You can also run the job using v1 SDK as below

In [None]:
from azureml.core import Workspace, Experiment, Environment,ScriptRunConfig
# from azureml.widgets import RunDetails
from azureml.core.compute import ComputeTarget, AmlCompute
from azureml.core.compute_target import ComputeTargetException
from azureml.core.runconfig import RunConfiguration
from azureml.core.conda_dependencies import CondaDependencies
from azureml.core.runconfig import DockerConfiguration,RunConfiguration

#Remember the AML job has to have distribted setings (MPI type) for ray-on-aml to work correctly.
ws = Workspace.from_config()
compute_cluster = 'gpunc6' #This can be another cluster different from the interactive cluster. 
ray_cluster = ComputeTarget(workspace=ws, name=compute_cluster)

aml_run_config_ml = RunConfiguration(communicator='OpenMpi')
docker_config = DockerConfiguration(use_docker=True, shm_size='48gb')


rayEnv = Environment.from_conda_specification(name = "RLEnv",
                                             file_path = "conda.yml")
rayEnv.docker.base_image = "mcr.microsoft.com/azureml/openmpi4.1.0-cuda11.1-cudnn8-ubuntu18.04:20220412.v1"

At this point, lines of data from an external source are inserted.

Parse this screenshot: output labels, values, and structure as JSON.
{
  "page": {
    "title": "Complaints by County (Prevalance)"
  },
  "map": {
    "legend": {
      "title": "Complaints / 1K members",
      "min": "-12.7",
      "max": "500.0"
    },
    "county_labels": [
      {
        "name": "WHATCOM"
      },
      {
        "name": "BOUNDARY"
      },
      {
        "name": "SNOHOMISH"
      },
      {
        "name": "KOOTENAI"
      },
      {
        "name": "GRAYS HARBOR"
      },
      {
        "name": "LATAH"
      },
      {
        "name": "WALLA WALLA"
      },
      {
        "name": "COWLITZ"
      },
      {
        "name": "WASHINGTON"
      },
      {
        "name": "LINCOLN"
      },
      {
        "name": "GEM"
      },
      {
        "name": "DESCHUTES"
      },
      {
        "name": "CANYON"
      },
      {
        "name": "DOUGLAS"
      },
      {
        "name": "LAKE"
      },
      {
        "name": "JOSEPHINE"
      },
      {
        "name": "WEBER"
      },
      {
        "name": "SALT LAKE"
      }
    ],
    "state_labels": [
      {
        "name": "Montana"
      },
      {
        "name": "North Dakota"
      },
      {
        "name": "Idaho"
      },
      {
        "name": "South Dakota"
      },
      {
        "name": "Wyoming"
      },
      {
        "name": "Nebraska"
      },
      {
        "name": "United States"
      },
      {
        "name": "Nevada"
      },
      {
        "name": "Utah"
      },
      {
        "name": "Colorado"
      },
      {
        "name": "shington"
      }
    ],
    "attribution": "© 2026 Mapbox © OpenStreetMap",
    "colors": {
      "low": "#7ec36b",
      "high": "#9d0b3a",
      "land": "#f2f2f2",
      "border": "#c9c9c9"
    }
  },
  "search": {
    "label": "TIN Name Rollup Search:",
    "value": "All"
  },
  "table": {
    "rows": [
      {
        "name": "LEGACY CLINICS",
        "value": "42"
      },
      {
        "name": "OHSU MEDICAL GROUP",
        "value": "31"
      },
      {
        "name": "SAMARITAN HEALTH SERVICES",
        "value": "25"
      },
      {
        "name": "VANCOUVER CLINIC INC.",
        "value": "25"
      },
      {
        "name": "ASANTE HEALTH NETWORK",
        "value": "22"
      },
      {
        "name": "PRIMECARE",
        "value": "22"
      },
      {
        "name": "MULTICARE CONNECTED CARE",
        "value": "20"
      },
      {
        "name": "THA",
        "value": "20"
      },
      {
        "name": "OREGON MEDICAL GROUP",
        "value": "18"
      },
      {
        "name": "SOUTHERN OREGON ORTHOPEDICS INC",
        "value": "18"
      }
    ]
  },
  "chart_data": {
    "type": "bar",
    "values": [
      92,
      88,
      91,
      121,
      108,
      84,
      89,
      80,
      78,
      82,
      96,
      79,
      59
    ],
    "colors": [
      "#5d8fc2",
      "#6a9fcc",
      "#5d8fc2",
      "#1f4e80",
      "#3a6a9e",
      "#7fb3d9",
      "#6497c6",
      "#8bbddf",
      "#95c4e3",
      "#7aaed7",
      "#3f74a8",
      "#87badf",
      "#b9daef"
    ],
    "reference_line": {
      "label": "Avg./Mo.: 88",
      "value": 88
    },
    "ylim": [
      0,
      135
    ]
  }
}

aml_run_config_ml.target = ray_cluster
aml_run_config_ml.node_count = 2
aml_run_config_ml.environment = rayEnv
aml_run_config_ml.docker =docker_config

src = ScriptRunConfig(source_directory='.',
                    script='distributed_ml.py',
                    run_config = aml_run_config_ml,
                   )

run = Experiment(ws, "distributed_ml").submit(src)


In [None]:
from azureml.widgets import RunDetails
RunDetails(run).show()